Yes, There Really Is a Deep State
“Tyranny, like hell, is not easily conquered,” as Thomas Payne wrote, yet “we have this consolation with us that the harder the conflict, the more glorious the triumph. What we obtain too cheaply, we esteem too lightly: it is dearness only that gives every thing its value.”
America’s Millennial and Z generations appear thus far not to appreciate freedom’s “dearness.” For all they know, freedom is free. They may soon learn the true cost of independence. Human nature does not change. It is today as it was 20 centuries ago. History, therefore, constantly repeats itself.
Using their experience with tyranny to good purpose, the 17th-century Founding Fathers established checks and balances to separate powers within a constitutional framework. They were anxious to prevent any branch of the new government from grabbing power away from the others. Biblically literate, they recognized that natural man cannot act contrary to his corrupted nature. Without God as the source of standards for governance, freedom becomes precarious.
Scripture teaches that sin carries to the third and fourth generation, unless broken by spiritual regeneration. The Founding Fathers placed a premium on biblical education among youth. They doubtlessly understood that natural man acting against his corrupted nature is just as improbable as water flowing uphill, to paraphrase A.W. Pink.
Secularists deny the fact that America’s founders established the Bible as the “principal text” in public education. Fisher Ames, author of the first amendment and formulator of the Bill of Rights, warned in 1789: “We have a dangerous trend beginning to take place in our education. We’re starting to put more and more textbooks into our schools. … We’ve become accustomed of late of putting little books into the hands of children containing fables and moral lessons. … We are spending less time in the classroom on the Bible, which should be the principal text of our schools.”
Millennial and Z generations have yet to experience the consequences of losing the pitched battles taking place in America’s streets. The assertion that it is nothing more than the political fight between Democrats and Republicans creates a completely false narrative. In reality, the battle for the soul of America involves two distinctly antagonistic religions: secularism and Christianity. The former presumes man’s fundamental goodness, whereas the latter maintains that “man is deeply flawed in mind and will, inclined to evil, imperfect in knowledge.”
As long as secularists control the cultural mountains of influence, America will continue her downward spiral. The ongoing profanation of the culture provides unequivocal testimony to that. Millennial and Z generations ultimately will either return the nation to the God of Abraham, Isaac and Jacob, or face profound consequences. For, as the Hungarian theologian Adolph Saphir noted, “There is no safety in distance from God.”

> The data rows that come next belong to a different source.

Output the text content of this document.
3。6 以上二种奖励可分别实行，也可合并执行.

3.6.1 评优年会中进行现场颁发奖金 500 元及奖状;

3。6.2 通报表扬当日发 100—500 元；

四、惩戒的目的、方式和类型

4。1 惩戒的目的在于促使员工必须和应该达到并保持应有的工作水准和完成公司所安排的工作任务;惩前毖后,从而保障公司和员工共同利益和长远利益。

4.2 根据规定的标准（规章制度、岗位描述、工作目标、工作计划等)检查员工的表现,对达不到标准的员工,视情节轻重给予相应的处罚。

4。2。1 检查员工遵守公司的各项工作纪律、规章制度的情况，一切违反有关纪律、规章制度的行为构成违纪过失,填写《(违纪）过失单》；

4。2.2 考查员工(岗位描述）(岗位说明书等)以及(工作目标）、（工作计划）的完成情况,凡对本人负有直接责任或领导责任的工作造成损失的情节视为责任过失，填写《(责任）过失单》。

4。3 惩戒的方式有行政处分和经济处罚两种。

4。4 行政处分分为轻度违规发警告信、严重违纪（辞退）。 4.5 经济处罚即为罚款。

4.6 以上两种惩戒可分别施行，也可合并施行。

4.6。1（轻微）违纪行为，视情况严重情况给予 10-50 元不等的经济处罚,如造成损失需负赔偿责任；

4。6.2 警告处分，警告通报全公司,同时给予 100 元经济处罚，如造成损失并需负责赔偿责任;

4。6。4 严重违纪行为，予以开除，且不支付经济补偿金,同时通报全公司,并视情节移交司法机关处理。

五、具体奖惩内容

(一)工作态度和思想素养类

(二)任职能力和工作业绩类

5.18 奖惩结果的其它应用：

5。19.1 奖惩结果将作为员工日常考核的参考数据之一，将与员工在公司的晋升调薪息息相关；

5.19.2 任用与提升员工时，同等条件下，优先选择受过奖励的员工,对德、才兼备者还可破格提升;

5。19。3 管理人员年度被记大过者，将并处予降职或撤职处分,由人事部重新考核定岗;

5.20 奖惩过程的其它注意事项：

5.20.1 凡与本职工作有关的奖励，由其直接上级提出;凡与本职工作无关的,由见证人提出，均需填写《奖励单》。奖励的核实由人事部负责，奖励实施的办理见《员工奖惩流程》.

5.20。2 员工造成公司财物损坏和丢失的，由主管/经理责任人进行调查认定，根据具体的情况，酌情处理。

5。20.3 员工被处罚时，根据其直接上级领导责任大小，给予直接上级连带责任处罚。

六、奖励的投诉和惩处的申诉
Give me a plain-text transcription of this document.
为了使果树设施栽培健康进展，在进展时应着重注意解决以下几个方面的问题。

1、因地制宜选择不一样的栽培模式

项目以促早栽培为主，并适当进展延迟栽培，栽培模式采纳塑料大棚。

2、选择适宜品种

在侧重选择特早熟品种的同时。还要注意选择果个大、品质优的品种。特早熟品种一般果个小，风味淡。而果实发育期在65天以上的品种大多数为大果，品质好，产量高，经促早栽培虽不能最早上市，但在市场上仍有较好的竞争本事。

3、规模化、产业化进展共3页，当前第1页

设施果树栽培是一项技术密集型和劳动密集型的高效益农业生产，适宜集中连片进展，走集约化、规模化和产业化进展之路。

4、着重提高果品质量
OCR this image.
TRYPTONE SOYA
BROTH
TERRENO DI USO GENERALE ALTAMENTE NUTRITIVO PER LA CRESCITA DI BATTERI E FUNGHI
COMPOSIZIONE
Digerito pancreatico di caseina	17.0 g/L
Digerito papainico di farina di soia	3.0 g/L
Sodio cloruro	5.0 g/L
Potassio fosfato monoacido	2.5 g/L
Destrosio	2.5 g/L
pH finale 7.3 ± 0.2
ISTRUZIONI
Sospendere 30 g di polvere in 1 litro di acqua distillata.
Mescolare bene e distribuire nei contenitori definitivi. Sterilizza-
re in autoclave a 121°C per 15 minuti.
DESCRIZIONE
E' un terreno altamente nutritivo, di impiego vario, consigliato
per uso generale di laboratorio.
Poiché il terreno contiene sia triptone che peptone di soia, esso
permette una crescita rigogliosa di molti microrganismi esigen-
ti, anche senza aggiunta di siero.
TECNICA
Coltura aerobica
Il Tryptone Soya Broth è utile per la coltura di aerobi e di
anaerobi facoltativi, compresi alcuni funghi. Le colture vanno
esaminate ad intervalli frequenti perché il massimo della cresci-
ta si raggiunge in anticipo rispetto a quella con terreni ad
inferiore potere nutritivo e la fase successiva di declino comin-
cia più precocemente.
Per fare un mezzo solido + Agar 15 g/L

Unless Christians start bringing biblical values outside of the church building into the public square, spiritual deflation and collapse are only a matter of time. America is on the verge of learning something that can be learned in no other way: “Notwithstanding all our blowing, the fire will not burn without the Lord.”
And that brings us to 2018.
On entering the promised land, Joshua and the children of Israel learned a valuable lesson. Despite having won the land and defeating the standing armies of the Canaanites (as on Election Day 2016), “Yet much of its actual territory was still in the hands of its original inhabitants, who remained to be dispossessed. It is important to distinguish between the work that had been done by Joshua and that which still remained for Israel to do.”
“There is really a deep state,” says former Speaker Newt Gingrich. “That deep state at the Justice Department gave 97 percent of its donations in 2016 to Hillary Clinton. … It’s clear that you have an attitude at senior levels, not down at the local case worker, not down at the level of local offices, but in the Washington headquarters, both in the Justice Department and in the FBI … [where] the senior figures, by any plausible standard, are corrupt.”
Although Trump won the presidency, formidable opposing forces still need to be overcome. What has emerged since President Trump’s Inauguration “should remind us all how closely we came to losing the country. [Between Obama and Hillary], a total disregard for the truth, lying about Benghazi, Bin Laden and Russians.”
Obama alone presents a case study in chicanery and duplicity. Running as a moderate Democrat in 2008, he renounced homosexual marriage, promised to heal racial tensions, to tackle illegal immigration, and so on. “We will try to do more,” he declared, “to speed [up] the deportation of illegal aliens who are arrested for crimes, to better identify illegal aliens in the workplace. We are a nation of immigrants. But we are also a nation of laws.”
Saying one thing and doing the opposite is called deceit. Obama weaponized the IRS [in order to badger conservative and Christian groups], the FBI, the NSC, the CIA and the State Department. He redefined the deep state as if it were Congress, but with the ability to simultaneously make and enforce laws. Whereas he vowed to “work across the aisle”, to be a “bridge builder”, to remedy racial animosity and restore America’s prestige abroad, he did exactly the opposite. “Hope and Change” turned into “You didn’t build that!”
In light of this, it will be easy to see why Newt Gingrich before the Inauguration expressed the hope that “Trump wouldn’t lose his nerve.”
Now, God be thanked, Gideons and Rahabs are beginning to stand.